Emily Claire Bugeja (born 30 April 1999) is a Canadian kitefoiler who was sixth in the Pan American Games in 2023. She was nominated to compete for Canada at the 2024 Olympics.

==Life==
Bugeja was born in North Vancouver in 1999. By the age of eight she was beginning her commitment to sailing on an Optimist dinghy. In 2016 she went to New Zealand to sail at the 2016 Youth Worlds. In 2017 she was competing in the 29er class dinghy at the 2017 Canada Games where she won a bronze medal.

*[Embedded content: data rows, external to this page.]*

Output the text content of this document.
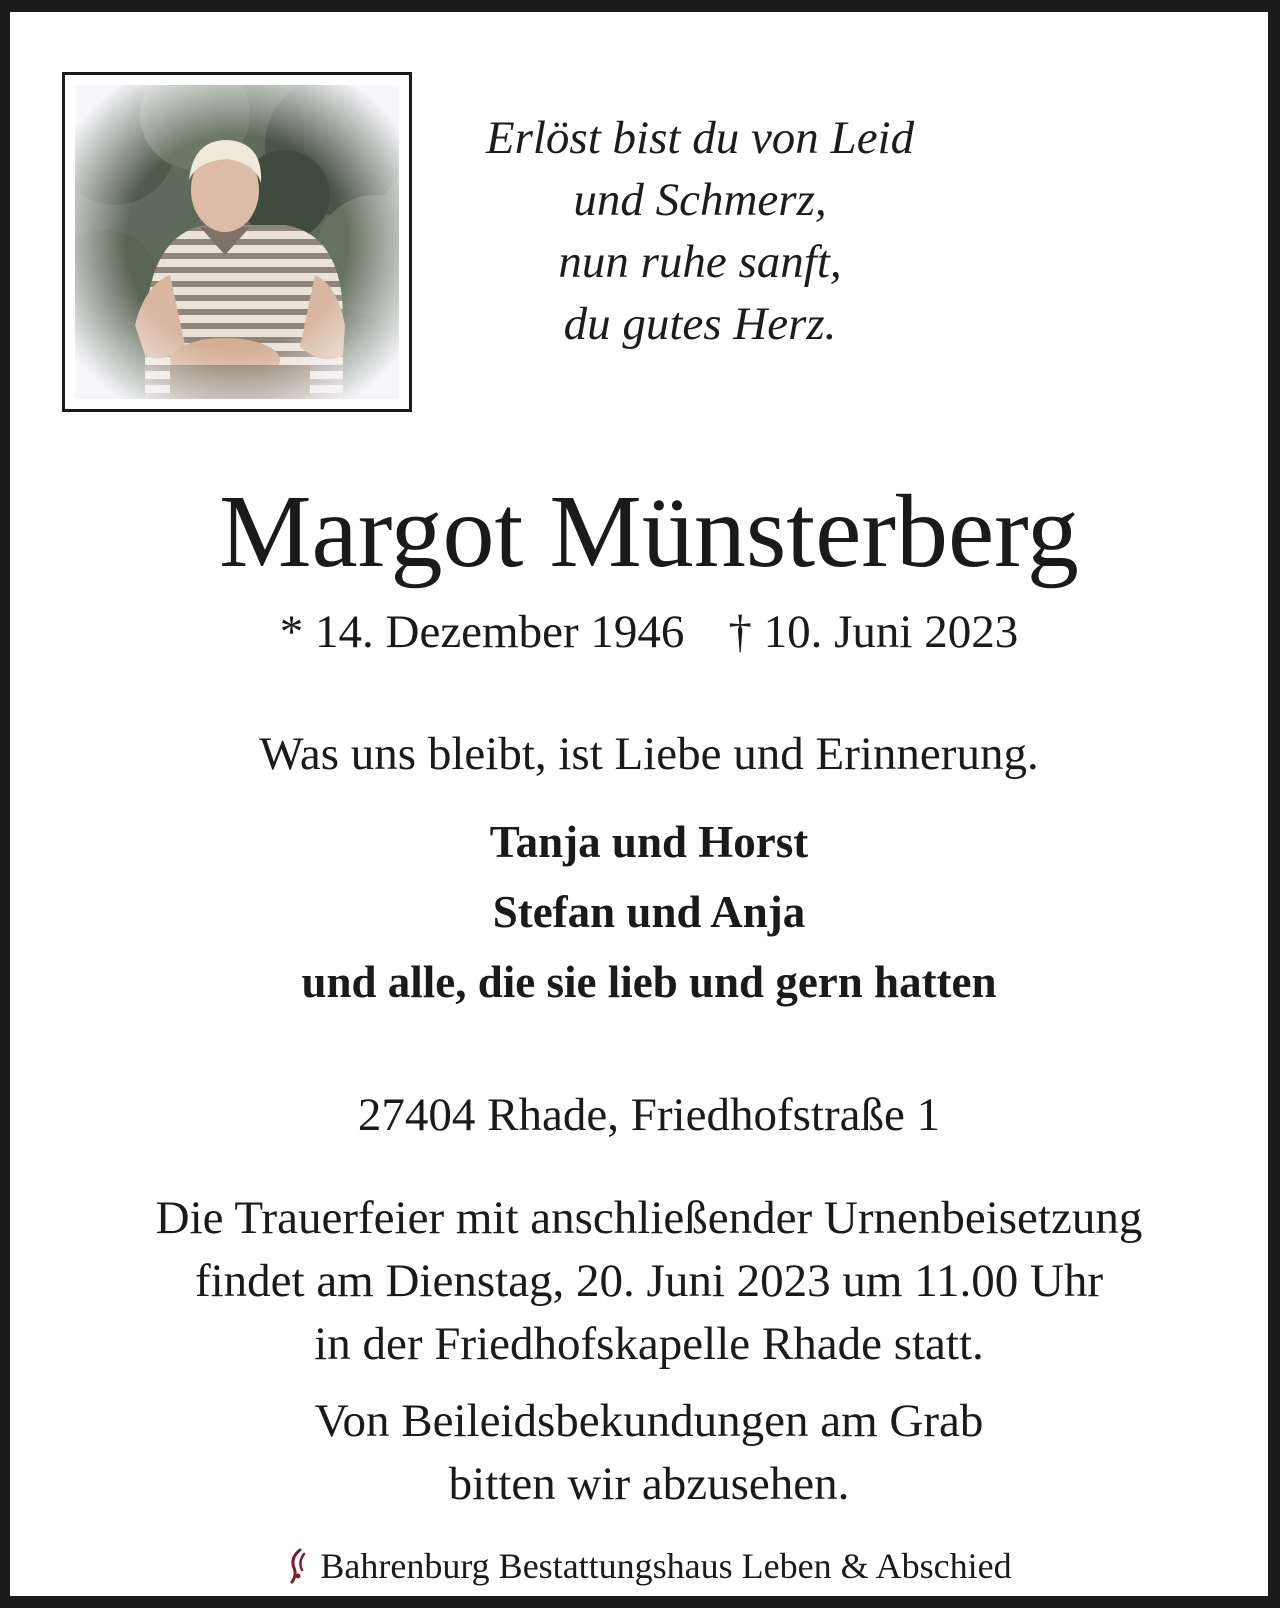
Erlöst bist du von Leid
und Schmerz,
nun ruhe sanft,
du gutes Herz.
Margot Münsterberg
* 14. Dezember 1946 † 10. Juni 2023
Was uns bleibt, ist Liebe und Erinnerung.
Tanja und Horst
Stefan und Anja
und alle, die sie lieb und gern hatten
27404 Rhade, Friedhofstraße 1
Die Trauerfeier mit anschließender Urnenbeisetzung
findet am Dienstag, 20. Juni 2023 um 11.00 Uhr
in der Friedhofskapelle Rhade statt.
Von Beileidsbekundungen am Grab
bitten wir abzusehen.
Bahrenburg Bestattungshaus Leben & Abschied
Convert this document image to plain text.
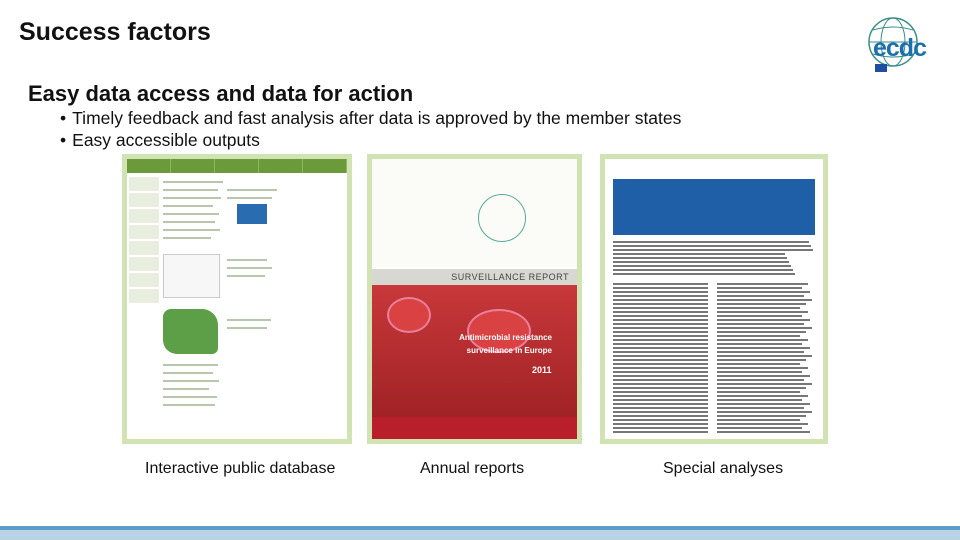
Success factors
ecdc
Easy data access and data for action
• Timely feedback and fast analysis after data is approved by the member states
• Easy accessible outputs
Interactive public database
SURVEILLANCE REPORT
Antimicrobial resistance surveillance in Europe
2011
Annual reports	Special analyses
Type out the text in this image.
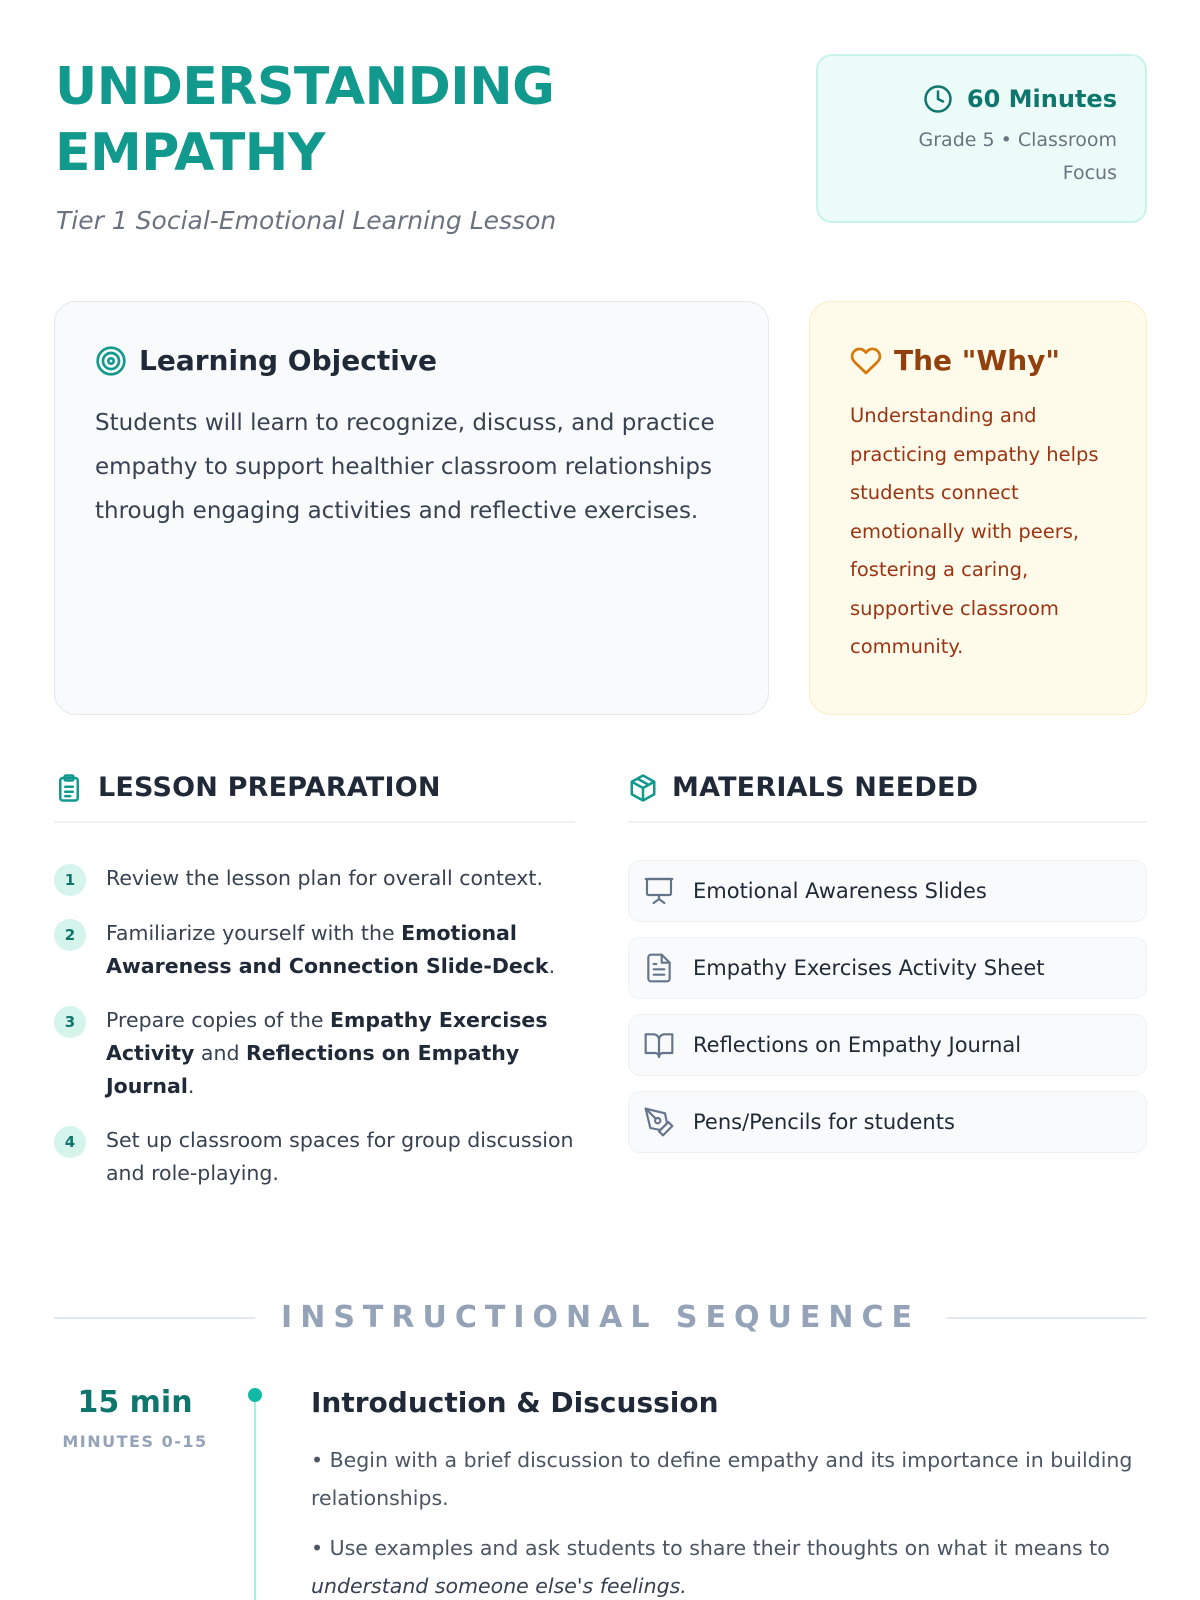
UNDERSTANDING
EMPATHY
Tier 1 Social-Emotional Learning Lesson
60 Minutes
Grade 5 • Classroom Focus
Learning Objective

Students will learn to recognize, discuss, and practice empathy to support healthier classroom relationships through engaging activities and reflective exercises.

The "Why"

Understanding and practicing empathy helps students connect emotionally with peers, fostering a caring, supportive classroom community.

LESSON PREPARATION
1	Review the lesson plan for overall context.
2	Familiarize yourself with the Emotional Awareness and Connection Slide-Deck.
3	Prepare copies of the Empathy Exercises Activity and Reflections on Empathy Journal.
4	Set up classroom spaces for group discussion and role-playing.
MATERIALS NEEDED
Emotional Awareness Slides
Empathy Exercises Activity Sheet
Reflections on Empathy Journal
Pens/Pencils for students
INSTRUCTIONAL SEQUENCE
15 min
MINUTES 0-15
Introduction & Discussion

• Begin with a brief discussion to define empathy and its importance in building relationships.

• Use examples and ask students to share their thoughts on what it means to understand someone else's feelings.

Bugeja took up Formula Kite and three years later she was in Santiago in 2023 when she came sixth in the Pan American Games that was held in Chile. She was also the highest placed Canadian at the Trofeo Princesa Sofía regatta. This result meant that Canada had a reserved place for Formula Kite at the 2024 Olympics. Only one athlete is allowed from any one country and Canada's place went to Bugeja as she had scored slightly more highly that her rival kite foiler Marie-Ève Mayrand.

She studied Electrical Engineering in Ontario at Queen's University at Kingston where her interest was in robotics.

The places to join the first Olympic Formula Foil competition at the 2024 Olympics were highly valued. The "last chance" contest (French Olympic Week) was held in Hyères in April 2024 when the last five Olympic places were the prizes for kitefoilers. By this time the chosen competitors representing different continents included not only Bugeja, but Justina Kitchen from New Zealand, Fawn Jantawan from Thailand, Catalina Turienzo from Argentina, Julie Paturau from Mauritius and the Spaniard Gisela Pulido. She was 40th in the overall standings at the 2024 Formula Kite World Championships at Hyères in May 2024. She was chosen to be Canada's athlete joining five others identified for Canada's sailing team over Nataliya Leshko and Martyna Dakowicz. In June 2024, Bugeja was named to Canada's 2024 Olympic team. She competed in the Women's Kite and she was 18th.